Okay. Now, let's look at our original example:
X = 1; y = 1;
R0 = x; r2 = y;
R1 = y; R3 = X;
Let's assume that both X and Y are volatile. In this way, if the mm of. NET is correctly implemented, all volatile loads have the acquire syntax. All stores, whether volatile or not, have the release attribute! Due to the correlation, x = 1 cannot be exchanged with R0 = x, and R0 = x cannot be exchanged with R1 = y. According to the visibility, no matter how it is done, there will be no result of R1 = 0, R3 = 0 after all execution is complete. But this result is exactly the same!
Okay. How can we solve the visibility problem? The answer is the appropriate memory fence. Reference <Intel 64 & IA-32 ubuntures software developer's Manual>
Lfence: forces the load operation in order, and all subsequent load operations will wait until the previous load is globally visible!

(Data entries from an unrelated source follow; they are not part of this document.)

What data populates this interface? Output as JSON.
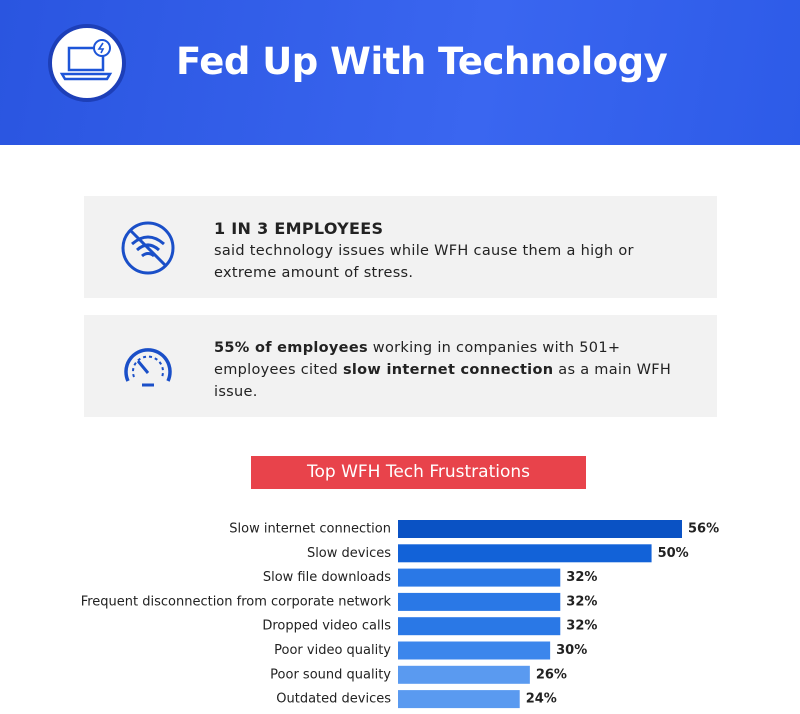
{
  "header": {
    "title": "Fed Up With Technology"
  },
  "stats": [
    {
      "parts": [
        "1 IN 3 EMPLOYEES",
        "said technology issues while WFH cause them a high or extreme amount of stress."
      ]
    },
    {
      "parts": [
        "55% of employees",
        " working in companies with 501+ employees cited ",
        "slow internet connection",
        " as a main WFH issue."
      ]
    }
  ],
  "chart_data": {
    "type": "hbar",
    "title": "Top WFH Tech Frustrations",
    "categories": [
      "Slow internet connection",
      "Slow devices",
      "Slow file downloads",
      "Frequent disconnection from corporate network",
      "Dropped video calls",
      "Poor video quality",
      "Poor sound quality",
      "Outdated devices"
    ],
    "values": [
      56,
      50,
      32,
      32,
      32,
      30,
      26,
      24
    ],
    "value_labels": [
      "56%",
      "50%",
      "32%",
      "32%",
      "32%",
      "30%",
      "26%",
      "24%"
    ],
    "colors": [
      "#0a52c4",
      "#1262d8",
      "#2a78e6",
      "#2a78e6",
      "#2a78e6",
      "#3c86ec",
      "#5a9af0",
      "#5a9af0"
    ]
  }
}
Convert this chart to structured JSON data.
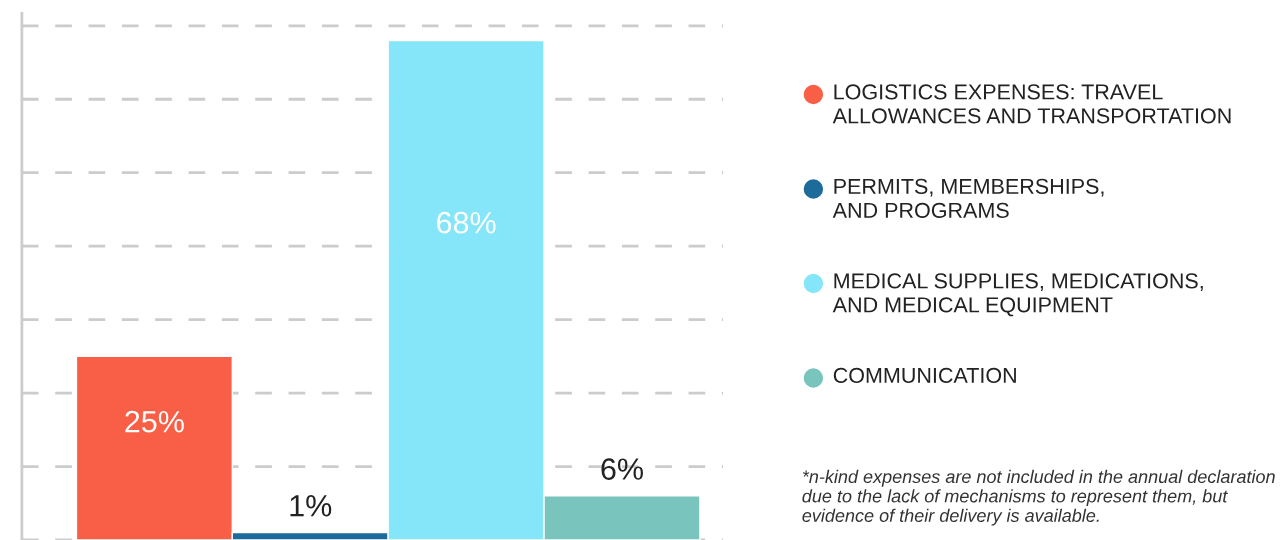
{
  "chart_data": {
    "type": "bar",
    "categories": [
      null,
      null,
      null,
      null
    ],
    "values": [
      25,
      1,
      68,
      6
    ],
    "value_labels": [
      "25%",
      "1%",
      "68%",
      "6%"
    ],
    "colors": [
      "#f95f47",
      "#1d6b9a",
      "#86e6f9",
      "#79c4bc"
    ],
    "grid": "y",
    "tick_labels": false,
    "annotations": [
      "LOGISTICS EXPENSES: TRAVEL\nALLOWANCES AND TRANSPORTATION",
      "PERMITS, MEMBERSHIPS,\nAND PROGRAMS",
      "MEDICAL SUPPLIES, MEDICATIONS,\nAND MEDICAL EQUIPMENT",
      "COMMUNICATION",
      "*n-kind expenses are not included in the annual declaration due to the lack of mechanisms to represent them, but evidence of their delivery is available."
    ]
  }
}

Sfence: forces store operations in order. All subsequent store operations will wait until the previous store is globally visible!
Mfence: forces the load and store operations in order, and the subsequent load or store operations wait until the previous load or store operations are globally visible!
Slow, what about lock? Er, in fact, the Manual guarantees that there will not be multiple processors to update its content at the same time (whether locking the bus or locking the cache), but the issue of visibility is not mentioned. In fact, lock and implicit xchg do not have such a guarantee. Let's take a look at the implementation of interlockedexchange:
1 Static Long Interlockedexchange ( Volatile Long * PTR, Long Value)
2 {
3 Long Result;
4 Volatile Long * P = PTR;
5 _ ASM
6 {
7 _ ASM mov edX, P
8 _ ASM mov eax, Value
9 _ ASM Lock Xchg [edX], eax
10 _ ASM result, eax
11 }
12 Load_with_acquire ( * PTR ); // Make sure it is visible
13 Return Result;
14 }
15
16 Template < Typename t >
17 Static Long Load_with_acquire ( Const T & Ref )
18 {
19 Long To_return = Ref ;
20 _ Readwritebarrier ();
21 Return To_return;
22 }
Now, the problem is coming to an end. Finally, I would like to remind you that if your program only has one thread and does not share resources across processes, you can simply ignore these issues, because for a single thread, although there are a lot of "things you don't know" in the middle of the processor, the result "looks" as if it were the same as the results of sequential execution. For multithreaded developers, when a synchronization object or interlockedxxx is used, the appropriate memory fence is implicitly included. Therefore, you don't have to worry about it. If you are a bottom-layer employee, you have to solve these complicated problems.